Carrie Bradshaw (Voiceover) [27:23]: "Can there be sex without politics? The short answer is yes, but I don't know why she has to diss Erika Jeong."
Chelsea and Lauren provide their personal evaluations of the episode, rating various elements such as character development, fashion, and dialogue. They express particular admiration for Samantha's witty one-liners and Carrie's fashion choices, while offering constructive criticism on Miranda and Charlotte's plotlines.
Notable Quotes:
Lauren Garroni [50:07]: "Samantha's Boyfriend of the Week is top tier, but Charlotte and Miranda's plot lines are nothing to write home about."
Chelsea Fairless [51:25]: "Best dressed? Obviously Carrie."
Wrapping up, the hosts share their final opinions, emphasizing the episode's strength in blending political themes with personal narratives. They express a desire to see more integrated storytelling in future episodes and tease upcoming content, maintaining their signature blend of humor and critical analysis.
Notable Quotes:
Paul [53:10]: "John Slattery was the one that got away. He's like, one of the coolest, hottest people she's ever dated."
Chelsea Fairless [54:07]: "We love you. We'll be back next week."
Episode Highlights:
Emotional Impact of the 2024 Election: The hosts share a deep sense of disillusionment with the election outcome, questioning the Democratic Party's preparedness and the electorate's direction.

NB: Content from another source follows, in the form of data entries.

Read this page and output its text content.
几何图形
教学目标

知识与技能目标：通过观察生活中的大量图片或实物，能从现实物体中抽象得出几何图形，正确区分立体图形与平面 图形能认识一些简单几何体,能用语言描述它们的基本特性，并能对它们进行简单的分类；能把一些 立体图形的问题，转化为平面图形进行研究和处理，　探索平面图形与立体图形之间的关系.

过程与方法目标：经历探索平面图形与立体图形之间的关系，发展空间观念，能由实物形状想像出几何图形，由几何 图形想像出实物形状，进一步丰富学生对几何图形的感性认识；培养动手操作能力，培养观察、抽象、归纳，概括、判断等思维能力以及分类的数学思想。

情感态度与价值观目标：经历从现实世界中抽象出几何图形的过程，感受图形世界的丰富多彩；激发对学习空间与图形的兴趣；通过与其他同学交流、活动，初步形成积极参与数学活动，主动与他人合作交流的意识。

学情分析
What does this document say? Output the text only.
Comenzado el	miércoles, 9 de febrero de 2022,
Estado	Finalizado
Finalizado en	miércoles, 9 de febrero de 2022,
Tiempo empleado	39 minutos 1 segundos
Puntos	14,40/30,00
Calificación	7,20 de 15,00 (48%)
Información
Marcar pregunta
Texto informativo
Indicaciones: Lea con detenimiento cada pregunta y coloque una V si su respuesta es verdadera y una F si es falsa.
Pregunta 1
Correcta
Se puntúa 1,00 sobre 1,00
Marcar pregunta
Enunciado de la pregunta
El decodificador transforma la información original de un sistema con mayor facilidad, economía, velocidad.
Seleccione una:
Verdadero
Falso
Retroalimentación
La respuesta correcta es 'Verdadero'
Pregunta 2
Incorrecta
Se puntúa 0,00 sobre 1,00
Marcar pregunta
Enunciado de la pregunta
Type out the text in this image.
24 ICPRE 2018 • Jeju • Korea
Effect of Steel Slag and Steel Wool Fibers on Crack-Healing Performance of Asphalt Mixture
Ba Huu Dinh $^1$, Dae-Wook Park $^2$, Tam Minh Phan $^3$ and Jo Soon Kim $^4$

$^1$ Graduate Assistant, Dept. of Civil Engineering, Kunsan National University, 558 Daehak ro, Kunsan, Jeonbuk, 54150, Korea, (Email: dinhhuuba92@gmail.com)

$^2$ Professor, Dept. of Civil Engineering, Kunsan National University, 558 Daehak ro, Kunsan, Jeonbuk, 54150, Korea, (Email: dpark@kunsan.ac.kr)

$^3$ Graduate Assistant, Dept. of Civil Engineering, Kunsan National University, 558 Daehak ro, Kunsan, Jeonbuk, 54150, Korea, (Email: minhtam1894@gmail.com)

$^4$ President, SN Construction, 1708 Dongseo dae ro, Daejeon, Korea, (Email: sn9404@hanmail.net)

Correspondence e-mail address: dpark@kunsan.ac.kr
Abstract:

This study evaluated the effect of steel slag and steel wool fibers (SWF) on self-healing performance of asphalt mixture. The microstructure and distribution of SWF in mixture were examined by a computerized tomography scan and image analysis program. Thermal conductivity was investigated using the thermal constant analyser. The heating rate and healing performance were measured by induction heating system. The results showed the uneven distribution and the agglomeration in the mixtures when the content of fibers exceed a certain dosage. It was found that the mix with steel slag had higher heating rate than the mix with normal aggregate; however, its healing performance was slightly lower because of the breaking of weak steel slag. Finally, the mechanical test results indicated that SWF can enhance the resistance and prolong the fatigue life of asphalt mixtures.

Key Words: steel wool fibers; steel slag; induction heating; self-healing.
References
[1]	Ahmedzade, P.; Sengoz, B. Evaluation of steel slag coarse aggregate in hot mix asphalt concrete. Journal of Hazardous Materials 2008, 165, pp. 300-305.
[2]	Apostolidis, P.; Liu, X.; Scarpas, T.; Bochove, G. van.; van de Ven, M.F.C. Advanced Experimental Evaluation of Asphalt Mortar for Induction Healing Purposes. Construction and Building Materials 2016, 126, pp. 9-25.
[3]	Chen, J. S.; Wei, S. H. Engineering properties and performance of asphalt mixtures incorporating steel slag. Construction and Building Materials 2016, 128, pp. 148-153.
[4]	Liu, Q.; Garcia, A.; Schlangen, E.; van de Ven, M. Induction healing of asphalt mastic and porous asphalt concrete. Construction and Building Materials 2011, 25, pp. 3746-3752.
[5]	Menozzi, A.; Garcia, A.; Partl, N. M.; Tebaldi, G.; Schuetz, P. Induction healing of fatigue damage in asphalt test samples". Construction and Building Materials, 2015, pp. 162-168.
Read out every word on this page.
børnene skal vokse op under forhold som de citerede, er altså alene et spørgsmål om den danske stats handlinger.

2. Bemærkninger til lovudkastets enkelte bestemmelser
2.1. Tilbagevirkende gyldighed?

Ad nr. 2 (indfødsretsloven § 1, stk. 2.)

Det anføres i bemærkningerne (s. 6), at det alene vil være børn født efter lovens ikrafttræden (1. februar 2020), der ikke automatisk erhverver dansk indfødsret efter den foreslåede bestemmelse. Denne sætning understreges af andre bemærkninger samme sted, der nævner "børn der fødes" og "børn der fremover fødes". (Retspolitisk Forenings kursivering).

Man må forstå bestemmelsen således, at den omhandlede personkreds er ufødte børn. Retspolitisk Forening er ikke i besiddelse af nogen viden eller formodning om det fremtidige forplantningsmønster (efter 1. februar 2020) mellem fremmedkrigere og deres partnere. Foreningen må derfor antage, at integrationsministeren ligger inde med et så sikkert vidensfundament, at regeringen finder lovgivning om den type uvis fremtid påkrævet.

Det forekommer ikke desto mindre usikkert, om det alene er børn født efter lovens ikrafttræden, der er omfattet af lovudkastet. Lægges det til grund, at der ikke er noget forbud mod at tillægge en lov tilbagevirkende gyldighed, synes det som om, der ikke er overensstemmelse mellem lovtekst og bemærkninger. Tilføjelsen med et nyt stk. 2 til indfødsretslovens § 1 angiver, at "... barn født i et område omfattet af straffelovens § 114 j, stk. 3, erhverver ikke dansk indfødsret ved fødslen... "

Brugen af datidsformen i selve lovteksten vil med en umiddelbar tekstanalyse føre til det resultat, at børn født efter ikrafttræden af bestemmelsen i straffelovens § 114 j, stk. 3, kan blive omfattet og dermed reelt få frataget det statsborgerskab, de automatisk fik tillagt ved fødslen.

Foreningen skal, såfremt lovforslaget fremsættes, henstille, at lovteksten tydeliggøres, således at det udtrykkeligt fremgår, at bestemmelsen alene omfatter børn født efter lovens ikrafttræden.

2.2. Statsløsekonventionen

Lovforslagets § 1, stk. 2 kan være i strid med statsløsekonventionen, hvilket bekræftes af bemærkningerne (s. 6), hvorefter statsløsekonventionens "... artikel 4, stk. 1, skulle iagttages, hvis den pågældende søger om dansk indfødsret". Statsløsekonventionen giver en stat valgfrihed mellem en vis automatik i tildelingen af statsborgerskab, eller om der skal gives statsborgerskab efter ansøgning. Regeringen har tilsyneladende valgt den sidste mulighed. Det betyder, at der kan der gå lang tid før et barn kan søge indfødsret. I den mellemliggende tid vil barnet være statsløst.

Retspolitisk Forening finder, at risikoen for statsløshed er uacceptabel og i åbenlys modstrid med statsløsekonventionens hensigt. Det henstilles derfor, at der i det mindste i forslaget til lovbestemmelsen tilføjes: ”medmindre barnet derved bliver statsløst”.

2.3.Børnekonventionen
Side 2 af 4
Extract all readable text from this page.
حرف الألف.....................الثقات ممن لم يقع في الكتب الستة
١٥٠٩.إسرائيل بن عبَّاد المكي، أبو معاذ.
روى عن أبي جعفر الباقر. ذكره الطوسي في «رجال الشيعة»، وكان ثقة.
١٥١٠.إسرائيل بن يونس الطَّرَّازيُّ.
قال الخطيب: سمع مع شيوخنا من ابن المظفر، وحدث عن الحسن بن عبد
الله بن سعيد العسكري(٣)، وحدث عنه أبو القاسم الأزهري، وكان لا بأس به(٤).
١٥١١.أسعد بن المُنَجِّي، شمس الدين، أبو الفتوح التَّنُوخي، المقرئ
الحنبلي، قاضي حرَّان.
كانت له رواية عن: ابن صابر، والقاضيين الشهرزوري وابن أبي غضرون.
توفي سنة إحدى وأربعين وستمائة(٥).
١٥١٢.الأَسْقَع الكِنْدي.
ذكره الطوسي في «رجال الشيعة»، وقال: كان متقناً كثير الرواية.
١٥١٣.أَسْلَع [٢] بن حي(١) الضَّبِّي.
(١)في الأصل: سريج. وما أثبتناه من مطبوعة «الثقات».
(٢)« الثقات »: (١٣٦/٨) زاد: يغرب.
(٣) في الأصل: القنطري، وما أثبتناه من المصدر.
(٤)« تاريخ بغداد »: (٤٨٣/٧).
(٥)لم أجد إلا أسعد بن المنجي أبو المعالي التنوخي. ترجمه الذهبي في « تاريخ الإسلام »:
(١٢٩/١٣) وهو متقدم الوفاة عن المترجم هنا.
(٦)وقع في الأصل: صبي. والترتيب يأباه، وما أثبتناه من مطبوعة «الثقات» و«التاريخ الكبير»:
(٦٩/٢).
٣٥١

Fashion Analysis: Detailed examination of Carrie's outfits, highlighting the intersection of style and character development.
Character Relationships: Insightful discussion on how political aspirations influence personal relationships, particularly through Carrie and Bill Kelly's storyline.
Humorous Commentary: Lauren and Chelsea inject humor through their critiques of character behaviors and plot developments, maintaining an engaging and entertaining narrative throughout.
Critical Ratings: Hosts evaluate the episode's strengths and weaknesses, providing listeners with a comprehensive perspective on its execution.
Notable Takeaways:
The episode "Politically Erect" serves as a reflection of the current political climate, using Sex and the City as a mirror to societal trends and personal struggles.
Every Outfit successfully intertwines fashion commentary with political analysis, offering a unique take on popular culture through the hosts' distinctive perspectives.
The integration of memorable quotes and detailed scene breakdowns provides listeners with a thorough understanding of the episode's themes and nuances.